Relacja z Rio de Janeiro
Tenis, wbrew obawom, potwierdził swoje miejsce w igrzyskach. Zasługi można dzielić różnie, ale finaliści turnieju męskiego włożyli w grę pasję, ambicję oraz wiele sił.
Finał Murraya z del Potro (do trzech wygranych setów) trwał cztery godziny. Zwyciężył Szkot 7:5, 4:6, 6:2, 7:5, intensywność wymian nie zostawiła nikogo obojętnym, zaangażowanie finalistów było oczywiste.
Trybuny, tego dnia trochę mniej wypełnione kibicami w żółtych koszulkach z napisem Neymar Jr na plecach, podzieliły się mocniej niż zwykle. Dominowały biało-niebieskie pasy, z Argentyny do Rio bliżej niż z Londynu, lecz w kwestii hałasu Brytyjczycy im nie ustępowali.

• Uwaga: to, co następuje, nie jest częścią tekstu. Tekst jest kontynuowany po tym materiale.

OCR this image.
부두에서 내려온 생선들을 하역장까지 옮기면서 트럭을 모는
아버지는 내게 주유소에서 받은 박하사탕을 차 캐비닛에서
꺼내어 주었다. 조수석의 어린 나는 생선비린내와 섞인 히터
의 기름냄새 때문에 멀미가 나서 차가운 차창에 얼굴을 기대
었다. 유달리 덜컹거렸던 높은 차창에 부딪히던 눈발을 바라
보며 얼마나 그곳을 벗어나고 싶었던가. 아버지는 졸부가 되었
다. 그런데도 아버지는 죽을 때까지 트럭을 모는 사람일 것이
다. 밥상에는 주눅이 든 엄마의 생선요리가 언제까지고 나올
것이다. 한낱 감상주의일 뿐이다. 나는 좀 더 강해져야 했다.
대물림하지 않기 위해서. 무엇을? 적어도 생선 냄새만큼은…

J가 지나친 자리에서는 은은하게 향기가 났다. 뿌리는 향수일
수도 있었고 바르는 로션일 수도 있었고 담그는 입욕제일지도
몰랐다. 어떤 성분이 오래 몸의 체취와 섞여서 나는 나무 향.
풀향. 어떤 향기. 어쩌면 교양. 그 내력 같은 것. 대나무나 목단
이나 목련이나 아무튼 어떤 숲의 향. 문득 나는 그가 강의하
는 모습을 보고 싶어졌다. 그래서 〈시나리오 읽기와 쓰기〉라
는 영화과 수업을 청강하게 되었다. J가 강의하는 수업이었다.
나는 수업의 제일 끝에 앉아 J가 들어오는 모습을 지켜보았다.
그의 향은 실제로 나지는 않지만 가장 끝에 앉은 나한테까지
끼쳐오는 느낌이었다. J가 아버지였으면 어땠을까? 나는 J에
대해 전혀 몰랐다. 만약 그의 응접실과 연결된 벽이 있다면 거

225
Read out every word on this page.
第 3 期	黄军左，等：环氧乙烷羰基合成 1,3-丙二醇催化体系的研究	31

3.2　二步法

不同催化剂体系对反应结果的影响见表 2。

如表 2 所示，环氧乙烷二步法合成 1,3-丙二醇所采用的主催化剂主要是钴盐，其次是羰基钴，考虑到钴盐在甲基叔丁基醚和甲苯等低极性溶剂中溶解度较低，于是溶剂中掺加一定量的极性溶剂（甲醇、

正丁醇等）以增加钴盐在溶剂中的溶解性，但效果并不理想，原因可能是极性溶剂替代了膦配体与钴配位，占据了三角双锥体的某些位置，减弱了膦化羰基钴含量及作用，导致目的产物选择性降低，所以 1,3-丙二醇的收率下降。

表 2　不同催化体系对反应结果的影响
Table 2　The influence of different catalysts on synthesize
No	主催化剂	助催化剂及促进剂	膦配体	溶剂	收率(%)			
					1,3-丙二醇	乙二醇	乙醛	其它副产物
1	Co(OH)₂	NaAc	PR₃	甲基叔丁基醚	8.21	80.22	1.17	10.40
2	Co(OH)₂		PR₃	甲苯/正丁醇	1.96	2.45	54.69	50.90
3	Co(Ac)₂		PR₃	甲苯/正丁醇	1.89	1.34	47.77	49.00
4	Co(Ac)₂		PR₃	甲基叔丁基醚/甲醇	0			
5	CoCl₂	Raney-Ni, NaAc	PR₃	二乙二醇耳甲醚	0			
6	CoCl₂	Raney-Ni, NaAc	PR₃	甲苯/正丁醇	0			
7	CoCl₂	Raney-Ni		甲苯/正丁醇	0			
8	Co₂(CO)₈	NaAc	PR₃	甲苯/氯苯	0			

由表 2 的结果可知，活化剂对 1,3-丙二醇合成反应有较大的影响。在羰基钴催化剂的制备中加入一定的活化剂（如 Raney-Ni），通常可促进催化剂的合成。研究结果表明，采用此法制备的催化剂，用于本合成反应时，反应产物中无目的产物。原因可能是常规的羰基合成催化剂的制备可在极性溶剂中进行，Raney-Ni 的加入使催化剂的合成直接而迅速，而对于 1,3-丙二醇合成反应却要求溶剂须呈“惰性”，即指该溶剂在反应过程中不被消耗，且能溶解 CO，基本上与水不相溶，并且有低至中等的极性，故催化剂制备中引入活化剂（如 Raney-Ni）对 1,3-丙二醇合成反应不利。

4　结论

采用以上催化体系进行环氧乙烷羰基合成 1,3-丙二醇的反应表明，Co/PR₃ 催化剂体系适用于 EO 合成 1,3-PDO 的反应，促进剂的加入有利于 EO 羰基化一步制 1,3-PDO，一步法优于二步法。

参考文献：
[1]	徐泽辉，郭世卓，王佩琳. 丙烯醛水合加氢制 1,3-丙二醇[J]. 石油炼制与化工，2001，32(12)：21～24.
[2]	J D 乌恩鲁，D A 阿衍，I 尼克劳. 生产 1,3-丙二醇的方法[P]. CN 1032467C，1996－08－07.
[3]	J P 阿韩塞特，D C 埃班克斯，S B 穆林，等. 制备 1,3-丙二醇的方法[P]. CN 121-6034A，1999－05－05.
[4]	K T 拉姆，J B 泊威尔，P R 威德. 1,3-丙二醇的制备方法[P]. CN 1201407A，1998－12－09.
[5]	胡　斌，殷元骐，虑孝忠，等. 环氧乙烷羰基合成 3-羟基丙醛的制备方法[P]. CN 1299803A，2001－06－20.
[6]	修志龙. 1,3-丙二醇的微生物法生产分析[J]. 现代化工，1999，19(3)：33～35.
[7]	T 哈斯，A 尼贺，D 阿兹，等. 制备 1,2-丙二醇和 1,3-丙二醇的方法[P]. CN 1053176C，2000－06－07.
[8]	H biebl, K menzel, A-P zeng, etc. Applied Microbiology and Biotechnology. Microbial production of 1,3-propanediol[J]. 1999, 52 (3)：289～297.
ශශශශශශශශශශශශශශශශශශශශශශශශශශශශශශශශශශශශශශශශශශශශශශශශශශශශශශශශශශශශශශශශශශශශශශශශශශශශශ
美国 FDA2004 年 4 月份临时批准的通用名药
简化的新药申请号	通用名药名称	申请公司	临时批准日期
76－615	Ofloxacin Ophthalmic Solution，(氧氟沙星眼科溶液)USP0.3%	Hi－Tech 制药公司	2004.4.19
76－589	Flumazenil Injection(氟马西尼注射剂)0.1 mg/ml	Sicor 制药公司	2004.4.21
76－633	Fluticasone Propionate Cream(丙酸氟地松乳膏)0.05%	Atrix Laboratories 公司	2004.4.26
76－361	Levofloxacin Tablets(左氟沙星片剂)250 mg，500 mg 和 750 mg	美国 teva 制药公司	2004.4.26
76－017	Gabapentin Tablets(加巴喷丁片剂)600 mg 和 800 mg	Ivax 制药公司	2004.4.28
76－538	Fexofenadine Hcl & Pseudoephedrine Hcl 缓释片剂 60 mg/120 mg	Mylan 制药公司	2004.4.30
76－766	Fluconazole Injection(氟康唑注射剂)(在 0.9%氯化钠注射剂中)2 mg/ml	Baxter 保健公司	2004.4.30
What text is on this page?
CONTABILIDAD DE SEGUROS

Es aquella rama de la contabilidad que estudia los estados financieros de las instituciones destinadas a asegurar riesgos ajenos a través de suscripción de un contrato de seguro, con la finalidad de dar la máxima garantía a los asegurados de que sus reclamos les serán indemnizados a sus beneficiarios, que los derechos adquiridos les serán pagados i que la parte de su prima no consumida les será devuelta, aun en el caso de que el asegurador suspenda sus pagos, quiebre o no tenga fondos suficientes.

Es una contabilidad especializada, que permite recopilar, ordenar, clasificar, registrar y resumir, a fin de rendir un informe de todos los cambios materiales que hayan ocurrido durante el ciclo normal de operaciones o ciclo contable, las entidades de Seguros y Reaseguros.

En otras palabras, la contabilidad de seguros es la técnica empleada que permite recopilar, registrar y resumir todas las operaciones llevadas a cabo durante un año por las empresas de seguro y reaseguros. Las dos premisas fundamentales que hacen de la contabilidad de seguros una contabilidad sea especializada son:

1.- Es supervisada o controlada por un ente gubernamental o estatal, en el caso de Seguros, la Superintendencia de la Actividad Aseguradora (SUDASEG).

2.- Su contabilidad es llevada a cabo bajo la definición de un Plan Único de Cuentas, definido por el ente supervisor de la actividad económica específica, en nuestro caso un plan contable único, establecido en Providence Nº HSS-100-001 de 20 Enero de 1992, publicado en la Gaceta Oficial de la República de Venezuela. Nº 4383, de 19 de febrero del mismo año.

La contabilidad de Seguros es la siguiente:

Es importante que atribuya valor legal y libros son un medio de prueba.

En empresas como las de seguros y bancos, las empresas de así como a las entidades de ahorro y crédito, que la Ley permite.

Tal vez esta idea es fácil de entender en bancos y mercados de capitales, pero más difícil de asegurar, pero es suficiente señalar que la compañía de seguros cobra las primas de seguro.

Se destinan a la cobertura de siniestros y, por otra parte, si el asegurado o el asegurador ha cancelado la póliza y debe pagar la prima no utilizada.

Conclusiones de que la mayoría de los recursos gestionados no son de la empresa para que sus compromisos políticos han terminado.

Brazylijczycy początkowo byli w miarę neutralni, nawet wspierali del Potro. Ten południowoamerykański patriotyzm jednak ulatywał, gdy argentyński kontyngent przekraczał i tak bardzo rozluźnione w Rio normy wspierania tenisistów. Doping dopingiem, ale kiedy służby musiały wyprowadzić osobnika w argentyńskiej błazeńskiej czapce, który wrzeszczał „aut!" po zagraniach Szkota, zdecydowana większość widzów poparła tę decyzję.